The Republican-controlled Minnesota Senate has indicated that, should the bill pass the House, it will not survive.
From The Star Tribune:
The Minnesota House is poised to pass a measure Friday that would give all immigrants the ability to get driver’s licenses, even if they are in the country illegally.
“Immigrants, whether they are documented or undocumented, are Minnesotans. They are part of the fabric of our communities … It is time that we helped take away this shadow of not having a driver’s license,” House Majority Leader Ryan Winkler, D-Golden Valley, said at a news conference ahead of the vote.
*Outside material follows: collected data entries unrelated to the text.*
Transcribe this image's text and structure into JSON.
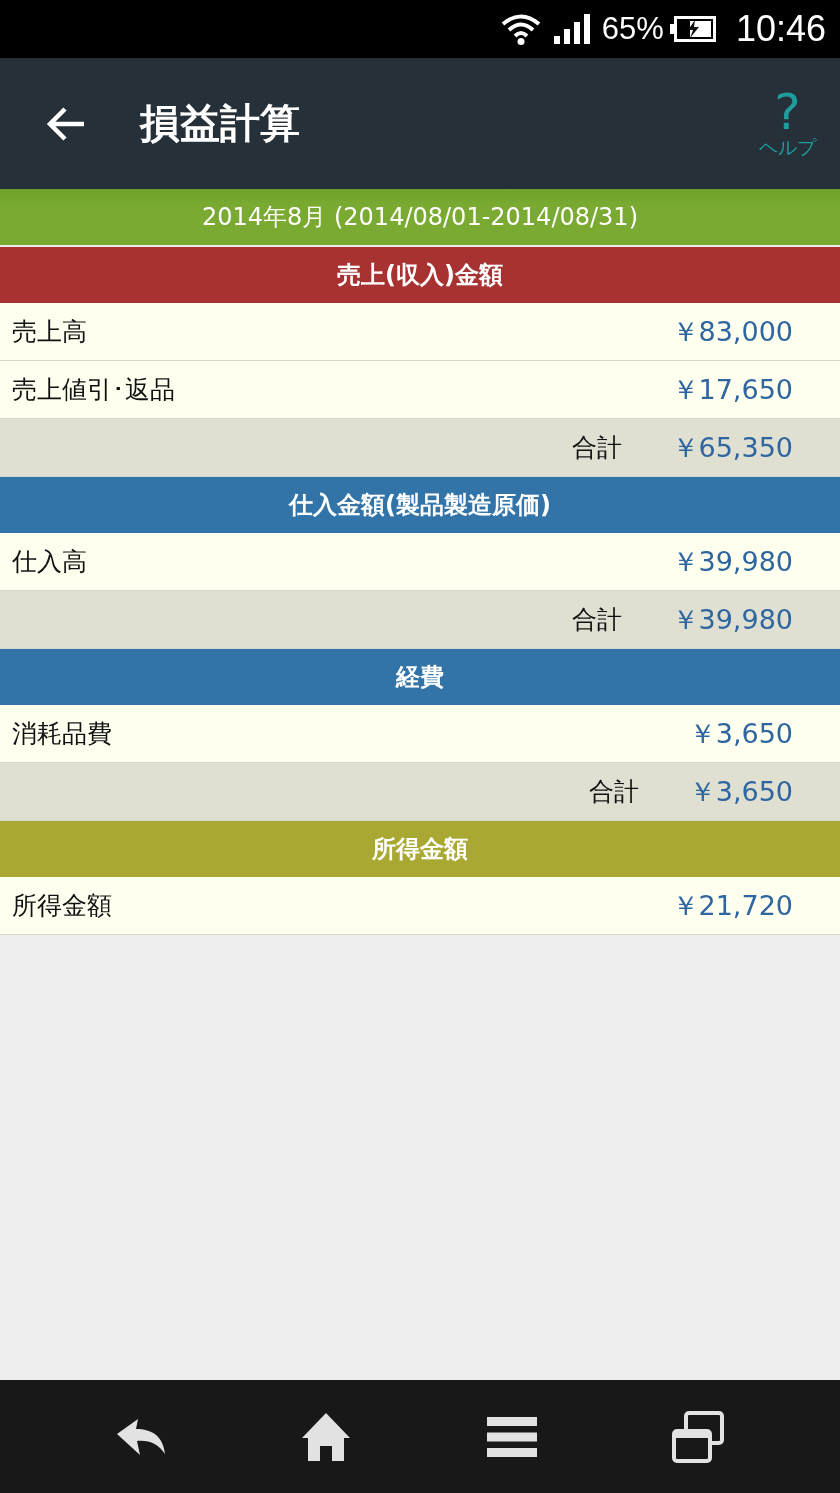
{
  "status_bar": {
    "battery": "65%",
    "time": "10:46"
  },
  "app_bar": {
    "title": "損益計算",
    "help_mark": "?",
    "help_label": "ヘルプ"
  },
  "period": "2014年8月 (2014/08/01-2014/08/31)",
  "sections": [
    {
      "title": "売上(収入)金額",
      "color": "#a83232",
      "rows": [
        {
          "kind": "item",
          "label": "売上高",
          "value": "￥83,000"
        },
        {
          "kind": "item",
          "label": "売上値引･返品",
          "value": "￥17,650"
        },
        {
          "kind": "total",
          "label": "合計",
          "value": "￥65,350"
        }
      ]
    },
    {
      "title": "仕入金額(製品製造原価)",
      "color": "#3274a8",
      "rows": [
        {
          "kind": "item",
          "label": "仕入高",
          "value": "￥39,980"
        },
        {
          "kind": "total",
          "label": "合計",
          "value": "￥39,980"
        }
      ]
    },
    {
      "title": "経費",
      "color": "#3274a8",
      "rows": [
        {
          "kind": "item",
          "label": "消耗品費",
          "value": "￥3,650"
        },
        {
          "kind": "total",
          "label": "合計",
          "value": "￥3,650"
        }
      ]
    },
    {
      "title": "所得金額",
      "color": "#a8a832",
      "rows": [
        {
          "kind": "item",
          "label": "所得金額",
          "value": "￥21,720"
        }
      ]
    }
  ]
}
The measure originally would require that the licenses be labeled “not for voting” on the back side. It was amended on the House floor to require that the voting restriction appear on the front of the licenses. It also states that election officials and judges must be informed to not accept the identification when registering voters.
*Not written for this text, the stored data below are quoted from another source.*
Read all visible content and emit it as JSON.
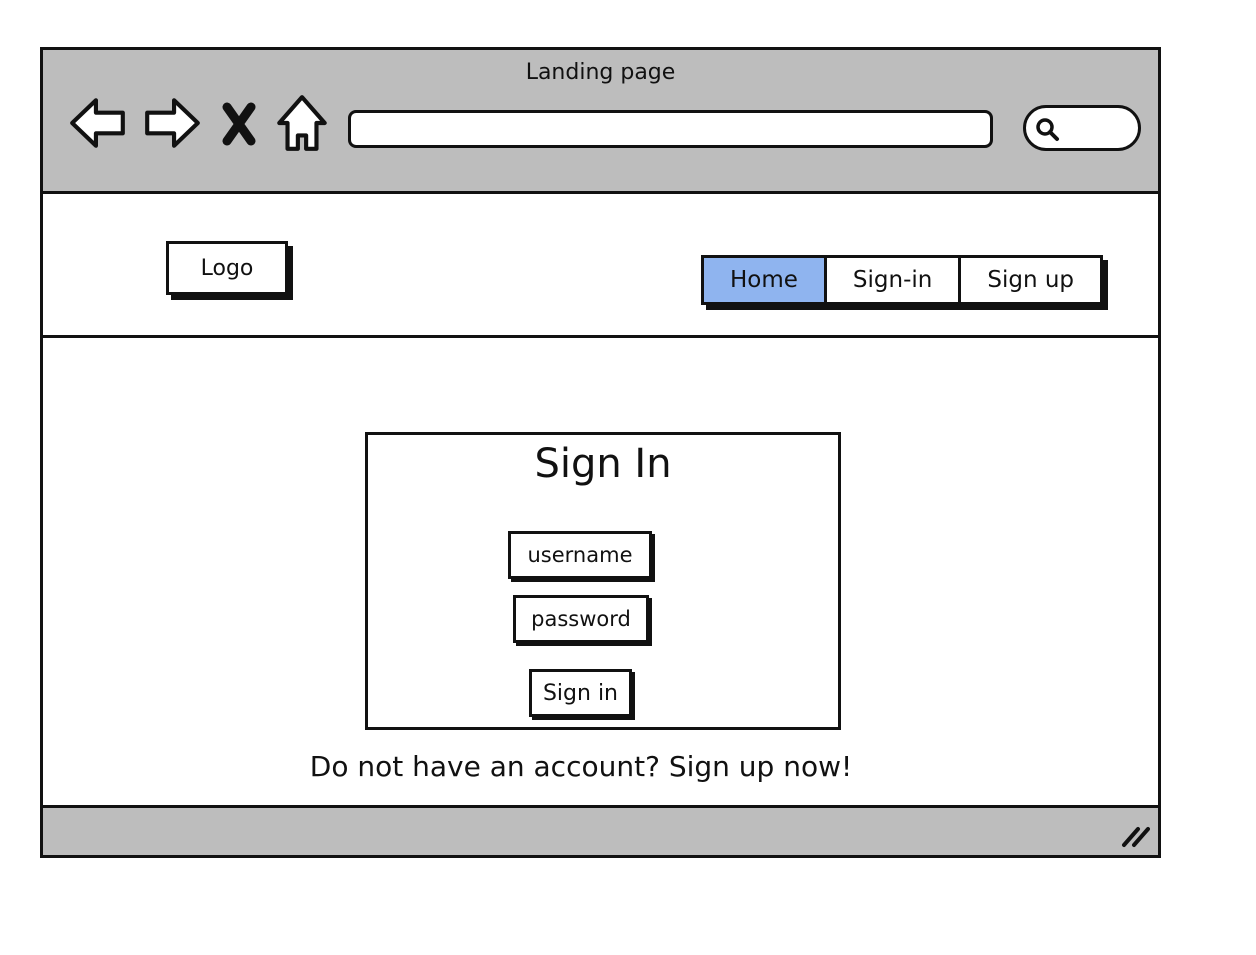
{
  "window": {
    "title": "Landing page"
  },
  "toolbar": {
    "icons": [
      "back-arrow-icon",
      "forward-arrow-icon",
      "close-icon",
      "home-icon",
      "search-icon"
    ],
    "url_value": "",
    "search_value": ""
  },
  "header": {
    "logo": "Logo",
    "tabs": [
      {
        "label": "Home",
        "active": true
      },
      {
        "label": "Sign-in",
        "active": false
      },
      {
        "label": "Sign up",
        "active": false
      }
    ]
  },
  "signin": {
    "title": "Sign In",
    "username_label": "username",
    "password_label": "password",
    "submit_label": "Sign in"
  },
  "footer_text": "Do not have an account? Sign up now!",
  "colors": {
    "chrome_gray": "#bdbdbd",
    "active_tab": "#8fb4ef",
    "stroke": "#111111"
  }
}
The Democratic majority in the House has made the change a top priority, but the measure has not progressed in the Republican-controlled Senate. Winkler said the proposal also is included in the House’s broad transportation bill, a way to try to bring it to the end of session negotiations even if the Senate does not act.
Senate Majority Leader Paul Gazelka, R-Nisswa, has called the chances that the bill would pass his chamber “small.” He told The Pioneer Press earlier this year that he is concerned about “rewarding people that are here illegally” and instead wants to focus on addressing long waits for Minnesotans trying to get driver’s licenses.
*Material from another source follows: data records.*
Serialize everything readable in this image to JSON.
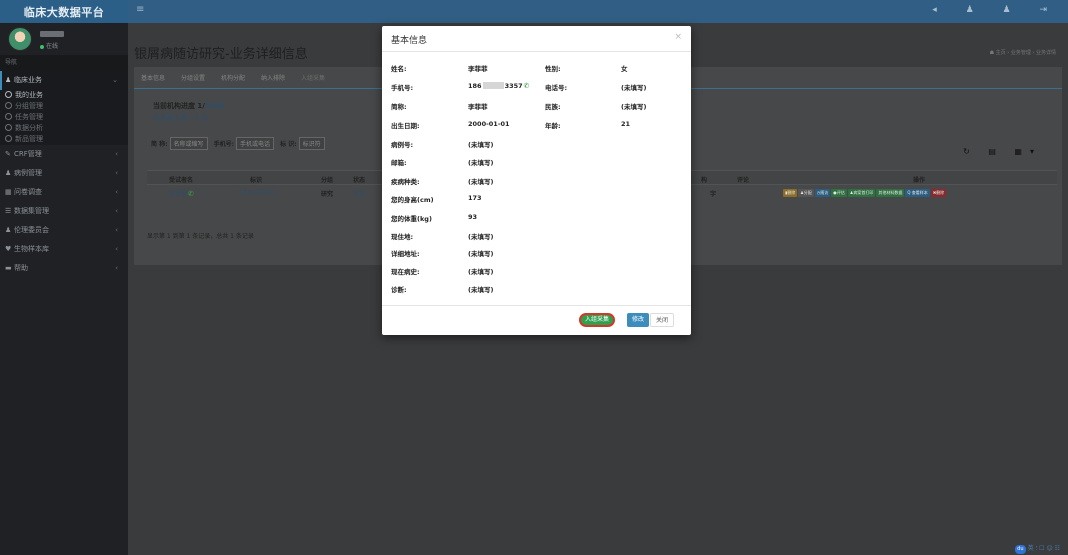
{
  "app": {
    "brand": "临床大数据平台"
  },
  "user": {
    "status": "在线"
  },
  "sidebar": {
    "header": "导航",
    "items": [
      {
        "label": "临床业务",
        "icon": "user-icon",
        "glyph": "♟",
        "active": true,
        "chevron": "⌄"
      },
      {
        "label": "CRF管理",
        "icon": "edit-icon",
        "glyph": "✎",
        "chevron": "‹"
      },
      {
        "label": "病例管理",
        "icon": "users-icon",
        "glyph": "♟",
        "chevron": "‹"
      },
      {
        "label": "问卷调查",
        "icon": "grid-icon",
        "glyph": "▦",
        "chevron": "‹"
      },
      {
        "label": "数据集管理",
        "icon": "list-icon",
        "glyph": "☰",
        "chevron": "‹"
      },
      {
        "label": "伦理委员会",
        "icon": "committee-icon",
        "glyph": "♟",
        "chevron": "‹"
      },
      {
        "label": "生物样本库",
        "icon": "heart-icon",
        "glyph": "♥",
        "chevron": "‹"
      },
      {
        "label": "帮助",
        "icon": "folder-icon",
        "glyph": "▬",
        "chevron": "‹"
      }
    ],
    "subitems": [
      "我的业务",
      "分组管理",
      "任务管理",
      "数据分析",
      "新品管理"
    ]
  },
  "topbar": {
    "menu_glyph": "≡",
    "icons": [
      "bell-icon",
      "user-icon",
      "users-icon",
      "logout-icon"
    ],
    "icon_glyphs": "◂ ♟ ♟ ⇥"
  },
  "page": {
    "title": "银屑病随访研究-业务详细信息",
    "breadcrumb": "☗ 主页 › 业务管理 › 业务详情"
  },
  "tabs": [
    "基本信息",
    "分组设置",
    "机构分配",
    "纳入排除",
    "入组采集"
  ],
  "summary": {
    "progress_label": "当前机构进度 1/",
    "progress_total": "1050",
    "visits": "访视期人数：1 位"
  },
  "filters": {
    "name_label": "简  称:",
    "name_placeholder": "名称或缩写",
    "phone_label": "手机号:",
    "phone_placeholder": "手机或电话",
    "tag_label": "标  识:",
    "tag_placeholder": "标识符"
  },
  "toolbar_glyphs": "↻ ▤ ▦▾",
  "table": {
    "headers": [
      "受试者名",
      "标识",
      "分组",
      "状态",
      "构",
      "评论",
      "操作"
    ],
    "row": {
      "name": "李菲菲",
      "id": "1424-00161",
      "group": "研究",
      "status": "正常",
      "inst": "字"
    },
    "op_buttons": [
      {
        "label": "▮删除",
        "color": "#8a6d26"
      },
      {
        "label": "♟分配",
        "color": "#555555"
      },
      {
        "label": "◷随访",
        "color": "#2b5d80"
      },
      {
        "label": "●评估",
        "color": "#2e7040"
      },
      {
        "label": "♟病案首打印",
        "color": "#2e7040"
      },
      {
        "label": "其他材料数据",
        "color": "#2e7040"
      },
      {
        "label": "Q 查看样本",
        "color": "#2b5d80"
      },
      {
        "label": "✖删除",
        "color": "#8a2a2a"
      }
    ],
    "page_info": "显示第 1 到第 1 条记录，总共 1 条记录"
  },
  "modal": {
    "title": "基本信息",
    "close": "×",
    "fields": [
      {
        "label": "姓名:",
        "value": "李菲菲",
        "label2": "性别:",
        "value2": "女"
      },
      {
        "label": "手机号:",
        "value_prefix": "186",
        "value_suffix": "3357",
        "label2": "电话号:",
        "value2": "(未填写)"
      },
      {
        "label": "简称:",
        "value": "李菲菲",
        "label2": "民族:",
        "value2": "(未填写)"
      },
      {
        "label": "出生日期:",
        "value": "2000-01-01",
        "label2": "年龄:",
        "value2": "21"
      },
      {
        "label": "病例号:",
        "value": "(未填写)"
      },
      {
        "label": "邮箱:",
        "value": "(未填写)"
      },
      {
        "label": "疾病种类:",
        "value": "(未填写)"
      },
      {
        "label": "您的身高(cm)",
        "value": "173"
      },
      {
        "label": "您的体重(kg)",
        "value": "93"
      },
      {
        "label": "现住地:",
        "value": "(未填写)"
      },
      {
        "label": "详细地址:",
        "value": "(未填写)"
      },
      {
        "label": "现在病史:",
        "value": "(未填写)"
      },
      {
        "label": "诊断:",
        "value": "(未填写)"
      }
    ],
    "buttons": {
      "enroll": "入组采集",
      "edit": "修改",
      "close": "关闭"
    }
  },
  "ime": {
    "logo": "du",
    "glyphs": "英 ⸵ ☐ ☺ ☷"
  }
}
Immigrants, regardless of their status, previously were able to obtain licenses in Minnesota if they could pass the driver’s test and buy insurance. That changed in 2003 as part of a broad effort to beef up security in the wake of the 9/11 terrorist attacks.
Supporters of the driver’s license measure, including immigrants, religious leaders and a St. Paul police senior commander, showed up at the Capitol on Friday to advocate for the change.